Citywire NMA (04/02/2020) – As concern for the health of the planet continues to grow, more and more people are keen to invest their money in a way that will have a lasting social or environmental impact.

As expected, this is particularly the case for younger people. When Investec asked 2,000 working UK adults, 60% of said they would be comfortable with a proportion of their workplace pension automatically defaulting into environmentally focused investments, a rate that increased to 72% for 18-to-34-year-olds.

For much of this demographic, most of their investments will be held in workplace pensions. According to Ricky Chan, financial planner at London-based IFS Wealth & Pensions, those pensions often only offer a narrow range of investments options to manage costs.

‘One of the biggest challenges we face is creating ESG portfolios for clients who are auto-enrolled in workplace pension schemes,’ he said.

‘There is a cost cap on a lot of workplace pensions, which means the majority of ESG funds have to be stripped out,’ Chan explained. ‘The available choice can be so small that there are no ethical or socially-responsible investment options at all. And those pensions that do offer ESG investment options may only be invested in a specific area of the economy. This puts the rest of the pension at risk if that area tanks.’

All ethical mandates require action from the manager, whether filtering out firms, interviewing with companies or other forms of engagement.

‘ESG fund managers have had to become a lot more transparent over the last few years.

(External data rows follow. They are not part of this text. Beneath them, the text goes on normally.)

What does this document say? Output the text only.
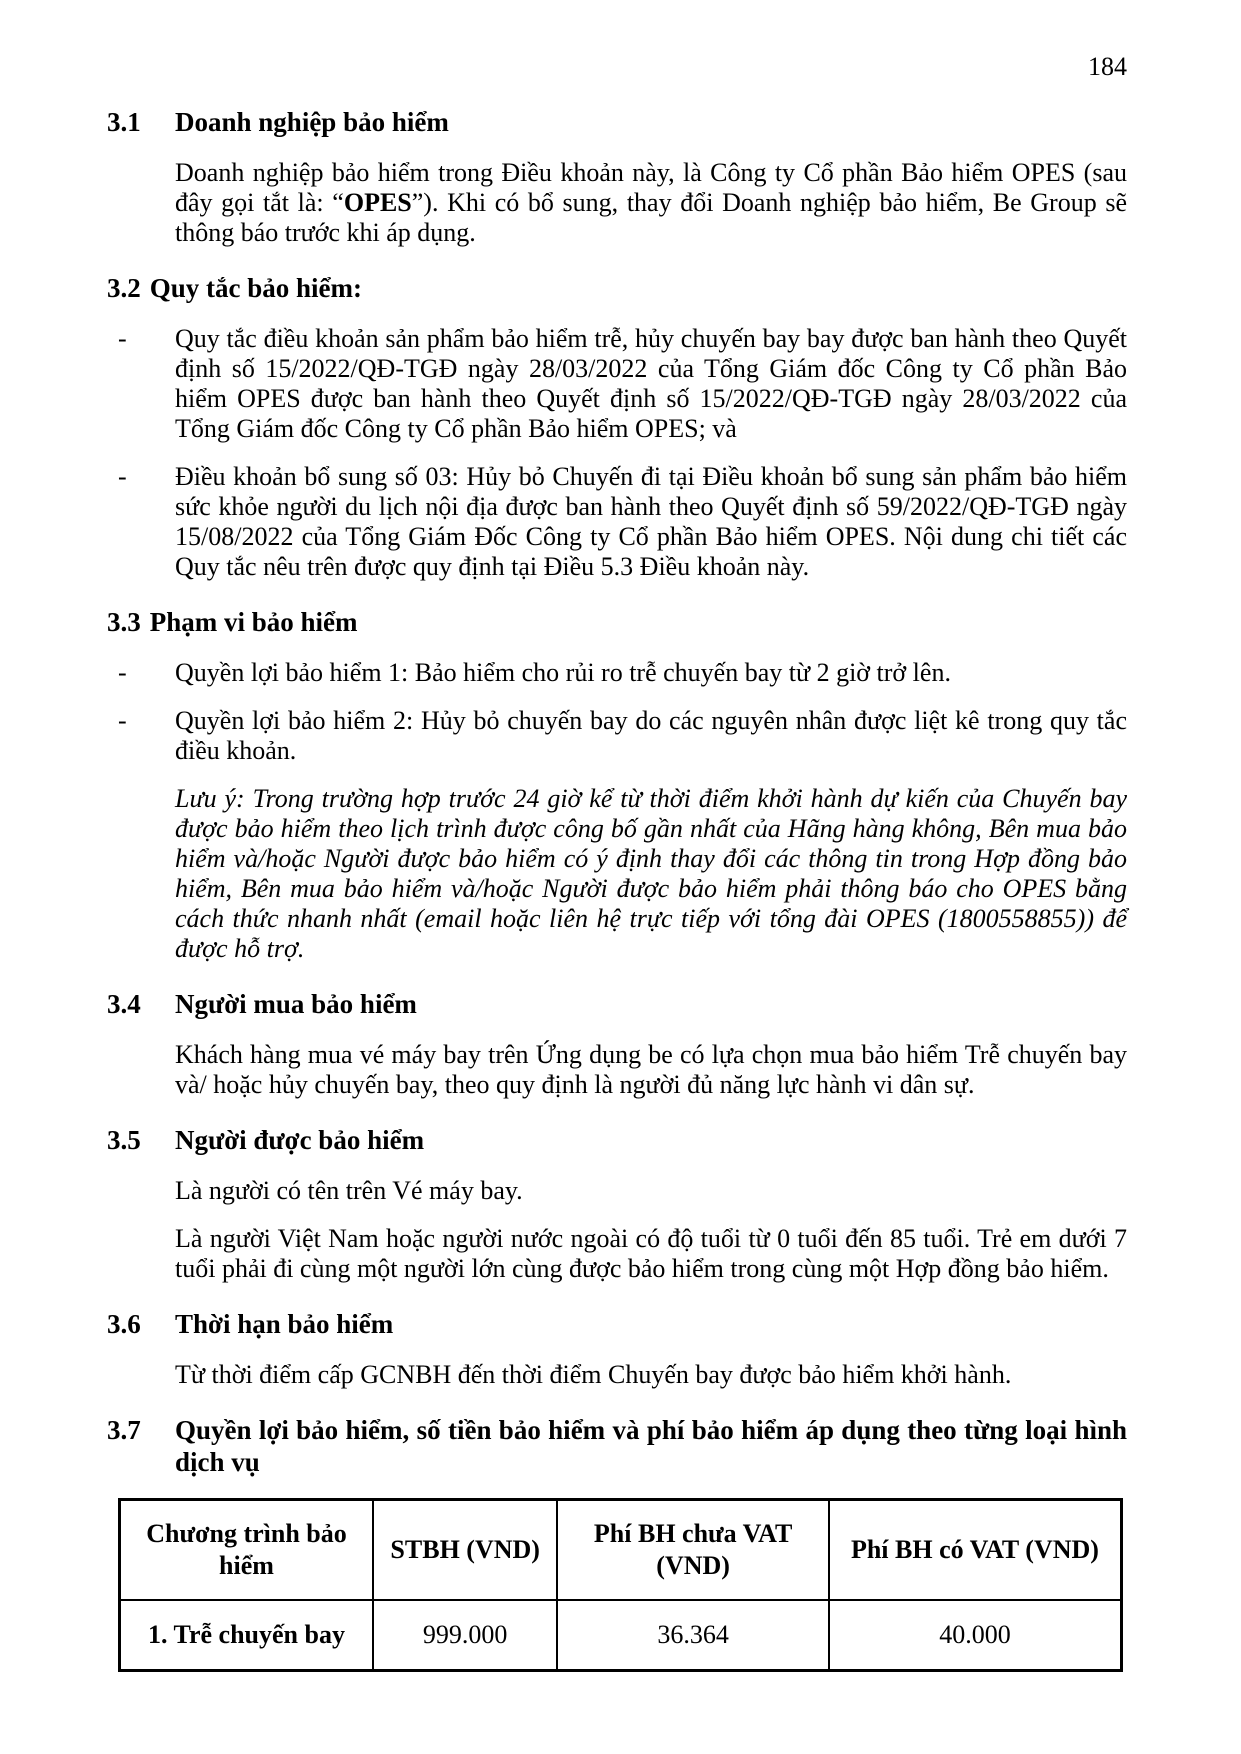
184
3.1 Doanh nghiệp bảo hiểm

Doanh nghiệp bảo hiểm trong Điều khoản này, là Công ty Cổ phần Bảo hiểm OPES (sau đây gọi tắt là: “OPES”). Khi có bổ sung, thay đổi Doanh nghiệp bảo hiểm, Be Group sẽ thông báo trước khi áp dụng.

3.2 Quy tắc bảo hiểm:
- Quy tắc điều khoản sản phẩm bảo hiểm trễ, hủy chuyến bay bay được ban hành theo Quyết định số 15/2022/QĐ-TGĐ ngày 28/03/2022 của Tổng Giám đốc Công ty Cổ phần Bảo hiểm OPES được ban hành theo Quyết định số 15/2022/QĐ-TGĐ ngày 28/03/2022 của Tổng Giám đốc Công ty Cổ phần Bảo hiểm OPES; và
- Điều khoản bổ sung số 03: Hủy bỏ Chuyến đi tại Điều khoản bổ sung sản phẩm bảo hiểm sức khỏe người du lịch nội địa được ban hành theo Quyết định số 59/2022/QĐ-TGĐ ngày 15/08/2022 của Tổng Giám Đốc Công ty Cổ phần Bảo hiểm OPES. Nội dung chi tiết các Quy tắc nêu trên được quy định tại Điều 5.3 Điều khoản này.
3.3 Phạm vi bảo hiểm
- Quyền lợi bảo hiểm 1: Bảo hiểm cho rủi ro trễ chuyến bay từ 2 giờ trở lên.
- Quyền lợi bảo hiểm 2: Hủy bỏ chuyến bay do các nguyên nhân được liệt kê trong quy tắc điều khoản.

Lưu ý: Trong trường hợp trước 24 giờ kể từ thời điểm khởi hành dự kiến của Chuyến bay được bảo hiểm theo lịch trình được công bố gần nhất của Hãng hàng không, Bên mua bảo hiểm và/hoặc Người được bảo hiểm có ý định thay đổi các thông tin trong Hợp đồng bảo hiểm, Bên mua bảo hiểm và/hoặc Người được bảo hiểm phải thông báo cho OPES bằng cách thức nhanh nhất (email hoặc liên hệ trực tiếp với tổng đài OPES (1800558855)) để được hỗ trợ.

3.4 Người mua bảo hiểm

Khách hàng mua vé máy bay trên Ứng dụng be có lựa chọn mua bảo hiểm Trễ chuyến bay và/ hoặc hủy chuyến bay, theo quy định là người đủ năng lực hành vi dân sự.

3.5 Người được bảo hiểm

Là người có tên trên Vé máy bay.

Là người Việt Nam hoặc người nước ngoài có độ tuổi từ 0 tuổi đến 85 tuổi. Trẻ em dưới 7 tuổi phải đi cùng một người lớn cùng được bảo hiểm trong cùng một Hợp đồng bảo hiểm.

3.6 Thời hạn bảo hiểm

Từ thời điểm cấp GCNBH đến thời điểm Chuyến bay được bảo hiểm khởi hành.

3.7	Quyền lợi bảo hiểm, số tiền bảo hiểm và phí bảo hiểm áp dụng theo từng loại hình dịch vụ
Chương trình bảo hiểm	STBH (VND)	Phí BH chưa VAT (VND)	Phí BH có VAT (VND)
1. Trễ chuyến bay	999.000	36.364	40.000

They can’t get away with not actively engaging with their holdings,’ said Chan. ‘Many produce annual reports that demonstrate this engagement, highlight any action they have taken to change companies’ behaviour and explain why they are invested in each holding.’

Defining ‘Ethical’

For clients who want an ethical service, there is another problem: no one’s definition of ‘ethical’ is the same, so it is difficult to accurately predict costs. While some people are happy to accept the flexibility of a diversified portfolio that broadly meets their ethical goals, others are pickier about where their money is invested.

‘When we construct client portfolios, it is important to ensure clients are aware there is no black and white definition of “ethical”,’ he said.

‘Most ESG funds have some exclusion policy as a minimum – for example, they won’t invest in gambling, tobacco or weaponry. Some will do more than that, such as channelling money into certain sectors to tackle specific issues.

‘We need to ensure the portfolio isn’t taking too much risk and is well-diversified, and if a client has a lot of exclusions or criteria overlaying that, it makes our job incredibly tough.’